Najbardziej aktywne
Komentarze
Wyświetlono: 1061 - 1070 z 1489.
Gosiu dziękujemy za życzenia i życzymy tego samego :))
Oj mieliśmy dziś mini cyrk na szczepieniu ale nie z maleńkim tylko ogólnie taka sytuacja do bani. Pożarłam się z mężem przy okazji, ale od początku... ledwo zapakowałam małego w śpiwór (mamay taki wełniany ale pierwszy raz montowaliśmy go do fotelika) i pojechaliśmy do przychodni-mamy raptem 2 min jazdy autem. Oczywiście wszystko wokół zajebane (za przeproszeniem) śniegiem, parking też i nie ma gdzie zaparkować,zastawiliśmy więc wyjazd koło ośrodka. Pani doktor (mówimy na nią łysa) zbadała Bąka i mówi że można szczepić. Ukłucie musiało go nie źle zaboleć bo spłakał się bidulek niemiłosiernie. Piotrek wyszedł z nim do poczekalni a ja zostałam bo łysa wypełniała kartotekę i książeczkę (tak nawiasem Bączek waży 6.450 :) Wychodzę z gabinetu a tam cała poczekalnia chorych dzieci... (szczepienia odbywają się niby w godzinach kiedy nie przyjmuje się chorych...) i jakaś baba nas pogania żeby odjechać bo wszystko zablokowane a tam węgiel przywieźli, ja na to że mam dziecko (Bąk już się wydziera w niebogłosy) i w nosie ma jej węgiel, a gdzie mieliśmy zaparkować na ulicy??? Michaś krzyczy a mój Bąbelek nagle zapomniał jak się zapina pasy w foteliku i kuźwa nie zapieliśmy go. Lecimy do tego auta, Piotrek się zabiera za przypinanie fotelika, tam już korek za tą ciężarówką z węglem a Bąk krzyczy że cała wichura go słyszy. Ja go opieprzam że po jaką chlerę zapina fotelik skoro Bączek pasami i tak nie przypięty. Wyjeżdzamy w pośpiechu, Piotrek nic nie widzi a cofa, dobrze że akurat przetarłam szybę i zauważyłam auto na głównej, krzyknęłam żeby się zatrzymał. Potem to już tylko wiązanka poleciała że dziecko chce mi zabić itp.
Mam nowe zadanie na jutro, obczaić wszystkie zapięcia w foteliku bo na faceta i jego wrodzoną inteligencję nie ma co liczyć! Pożarliśmy się strasznie a gdyby Bąkowi coś się stało oboje bylibyśmy winni. Masakra
Pierwsze dziwne zachowanie po szczepieniu to przespane trzy godziny ciurkiem-gdy normalnie śpi od 3 min. do pół godziny. Potem płacz niemiłosierny a teraz niby śpi ale kręci się strasznie, nie wiem co będzie w nocy. Gorączki nie ma.
Wnioski takie że na następne szczepienia przyklejam mu plasterek znieczulający a fotelik od dziś obsługuję ja.
Jolciu, spokojnie, zdarzają się takie wpadki - niestety. Gdyby nie my - kobiety, faceci by bez nas zginęli. Dzisiaj mój miał poszukać rachunek z prądu, a zamiast tego lata po całym domu i poszukuje rachunku z gazu, zamiast w segregatorze z rachunkami to nie wiadomo gdzie. Och, ci faceci... Czasem szkoda na nich słów.

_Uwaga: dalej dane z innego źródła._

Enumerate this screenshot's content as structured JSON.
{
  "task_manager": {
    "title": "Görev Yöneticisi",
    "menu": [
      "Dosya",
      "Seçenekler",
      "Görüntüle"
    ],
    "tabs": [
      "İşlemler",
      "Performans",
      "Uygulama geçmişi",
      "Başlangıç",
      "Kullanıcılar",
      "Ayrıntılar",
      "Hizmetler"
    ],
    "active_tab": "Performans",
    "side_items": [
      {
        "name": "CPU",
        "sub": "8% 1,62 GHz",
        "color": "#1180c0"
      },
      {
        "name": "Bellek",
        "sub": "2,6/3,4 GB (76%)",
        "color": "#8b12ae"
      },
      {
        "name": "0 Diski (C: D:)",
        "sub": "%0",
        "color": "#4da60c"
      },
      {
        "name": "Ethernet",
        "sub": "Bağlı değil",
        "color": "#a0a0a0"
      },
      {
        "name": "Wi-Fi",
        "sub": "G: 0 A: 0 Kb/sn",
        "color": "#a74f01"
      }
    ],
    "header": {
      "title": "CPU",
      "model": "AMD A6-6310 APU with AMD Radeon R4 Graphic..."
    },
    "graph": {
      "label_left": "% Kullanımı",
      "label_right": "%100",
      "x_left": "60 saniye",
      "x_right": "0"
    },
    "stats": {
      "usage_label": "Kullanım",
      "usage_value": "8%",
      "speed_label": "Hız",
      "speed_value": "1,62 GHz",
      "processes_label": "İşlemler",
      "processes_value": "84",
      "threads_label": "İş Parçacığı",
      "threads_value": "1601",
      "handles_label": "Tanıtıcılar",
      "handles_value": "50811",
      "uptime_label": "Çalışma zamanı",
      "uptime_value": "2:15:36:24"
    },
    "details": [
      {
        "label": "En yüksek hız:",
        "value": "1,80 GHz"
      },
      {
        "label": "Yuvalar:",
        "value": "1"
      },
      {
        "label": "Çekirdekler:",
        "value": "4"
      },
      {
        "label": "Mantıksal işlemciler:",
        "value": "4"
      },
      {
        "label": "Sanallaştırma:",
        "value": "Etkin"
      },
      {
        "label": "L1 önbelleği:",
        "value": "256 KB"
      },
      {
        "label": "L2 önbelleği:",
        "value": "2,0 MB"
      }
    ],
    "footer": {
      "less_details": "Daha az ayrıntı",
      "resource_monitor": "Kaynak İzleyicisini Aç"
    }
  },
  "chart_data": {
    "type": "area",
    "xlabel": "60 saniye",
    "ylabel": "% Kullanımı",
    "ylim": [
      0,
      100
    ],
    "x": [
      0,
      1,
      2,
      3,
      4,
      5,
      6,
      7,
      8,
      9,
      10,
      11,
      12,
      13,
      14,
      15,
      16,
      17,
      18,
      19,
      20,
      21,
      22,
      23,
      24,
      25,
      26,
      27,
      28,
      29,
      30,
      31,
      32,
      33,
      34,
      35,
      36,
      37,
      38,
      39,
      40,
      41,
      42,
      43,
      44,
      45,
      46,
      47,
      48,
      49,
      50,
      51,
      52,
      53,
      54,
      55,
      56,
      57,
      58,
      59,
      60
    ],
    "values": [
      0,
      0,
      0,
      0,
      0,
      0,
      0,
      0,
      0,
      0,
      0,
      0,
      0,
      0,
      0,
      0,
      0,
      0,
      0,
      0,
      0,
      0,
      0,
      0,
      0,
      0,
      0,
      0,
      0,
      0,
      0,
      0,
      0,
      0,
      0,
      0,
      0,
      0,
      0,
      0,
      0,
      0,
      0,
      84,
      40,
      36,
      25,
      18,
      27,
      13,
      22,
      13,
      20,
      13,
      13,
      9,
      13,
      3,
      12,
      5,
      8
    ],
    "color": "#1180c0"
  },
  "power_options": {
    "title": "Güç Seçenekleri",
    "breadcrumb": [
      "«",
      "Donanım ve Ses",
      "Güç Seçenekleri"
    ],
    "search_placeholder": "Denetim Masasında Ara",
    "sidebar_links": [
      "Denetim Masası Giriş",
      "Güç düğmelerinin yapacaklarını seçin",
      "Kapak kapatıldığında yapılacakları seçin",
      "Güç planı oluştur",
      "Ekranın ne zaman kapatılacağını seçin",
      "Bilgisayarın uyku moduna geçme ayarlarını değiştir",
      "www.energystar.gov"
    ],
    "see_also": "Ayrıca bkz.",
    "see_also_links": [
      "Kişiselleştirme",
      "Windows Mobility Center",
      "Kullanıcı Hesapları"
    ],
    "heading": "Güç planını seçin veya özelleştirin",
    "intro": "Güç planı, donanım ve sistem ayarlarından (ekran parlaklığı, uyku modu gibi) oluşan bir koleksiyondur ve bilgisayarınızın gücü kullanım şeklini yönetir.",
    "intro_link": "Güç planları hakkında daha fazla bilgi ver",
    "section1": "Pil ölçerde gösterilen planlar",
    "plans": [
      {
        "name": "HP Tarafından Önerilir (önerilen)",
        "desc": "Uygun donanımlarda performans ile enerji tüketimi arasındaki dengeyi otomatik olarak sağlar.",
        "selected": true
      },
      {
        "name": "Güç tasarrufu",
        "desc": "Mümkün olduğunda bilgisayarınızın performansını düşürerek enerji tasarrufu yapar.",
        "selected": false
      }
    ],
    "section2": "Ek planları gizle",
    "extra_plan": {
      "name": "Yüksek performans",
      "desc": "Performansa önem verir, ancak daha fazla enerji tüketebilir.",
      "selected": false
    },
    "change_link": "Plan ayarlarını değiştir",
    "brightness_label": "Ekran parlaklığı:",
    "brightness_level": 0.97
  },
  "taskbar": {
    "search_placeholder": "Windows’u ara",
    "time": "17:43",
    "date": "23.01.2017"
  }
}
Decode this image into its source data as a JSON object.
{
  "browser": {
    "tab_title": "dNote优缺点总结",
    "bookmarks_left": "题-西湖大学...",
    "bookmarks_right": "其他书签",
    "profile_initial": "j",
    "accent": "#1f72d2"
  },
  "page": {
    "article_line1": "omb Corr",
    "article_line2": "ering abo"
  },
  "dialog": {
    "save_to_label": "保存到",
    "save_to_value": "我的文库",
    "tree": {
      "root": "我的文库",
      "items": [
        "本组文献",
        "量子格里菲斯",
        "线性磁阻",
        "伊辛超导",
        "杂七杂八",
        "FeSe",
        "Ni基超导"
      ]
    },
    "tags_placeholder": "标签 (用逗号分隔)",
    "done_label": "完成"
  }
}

Nie słyszałam o plasterku znieczulającym, gdzie go można dostać? Drogi jest? No i czy działa?
Nie pamiętam nazwy, ale znajdę i Wam podam. Dwa plasterki kosztują około 20 zł a czy działają??Jeszcze nie wiem ale można ich używać u niemowląt powyżej 3 miesiąca więc nie omieszkam spróbować :)
Jolciu, spokojnie, zdarzają się takie wpadki - niestety. Gdyby nie my - kobiety, faceci by bez nas zginęli. Dzisiaj mój miał poszukać rachunek z prądu, a zamiast tego lata po całym domu i poszukuje rachunku z gazu, zamiast w segregatorze z rachunkami to nie wiadomo gdzie. Och, ci faceci... Czasem szkoda na nich słów.
Nie słyszałam o plasterku znieczulającym, gdzie go można dostać? Drogi jest? No i czy działa?
te plastry nazywają się EMLA PLASTER ;)
ja też sobie zakupie, zobaczymy czy we wtorek podziała. akurat będzie miała skończone 3 miesiące.